Self-Dividing Number

Background

In the world of numbers, some possess unique properties. Today, we will explore a special type of number: the "self-dividing number."

Problem Description

We define a positive integer as a "self-dividing number" if every digit in the number divides into the number evenly. For example, 128 is a self-dividing number because 1, 2, and 8 all divide into 128 evenly.
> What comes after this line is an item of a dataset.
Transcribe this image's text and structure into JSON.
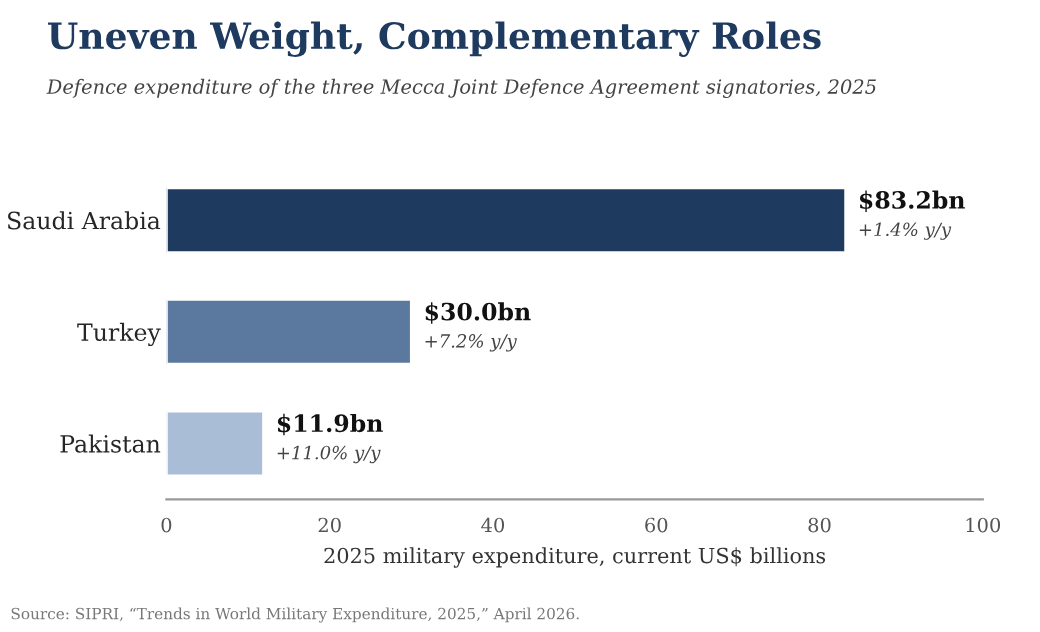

If a number contains the digit 0, it is not a self-dividing number, as 0 cannot divide anything evenly.

Hint: Use the modulo operator (%) to get the rightmost digit, and the integer division operator (/) to discard the rightmost digit.

Input Format

Input is given from standard input in the following format.

A positive integer $N$.

Output Format

Output is printed to standard output in the following format.

Output true if $N$ is a self-dividing number; otherwise, output false.

Sample

128

true

12

true

120

false

Sample Explanation

Sample 1: For the number 128:

• 1 divides 128 ($128 \div 1 = 128$)
• 2 divides 128 ($128 \div 2 = 64$)
• 8 divides 128 ($128 \div 8 = 16$) All digits divide 128, so 128 is a self-dividing number.

Sample 2: For the number 12:

• 1 divides 12 ($12 \div 1 = 12$)
• 2 divides 12 ($12 \div 2 = 6$) All digits divide 12, so 12 is a self-dividing number.

Sample 3: For the number 120:

• It contains the digit 0. According to the rule, it is not a self-dividing number.

Constraints

The time limit for each test case is 1 second, and the memory limit is 1024 KiB.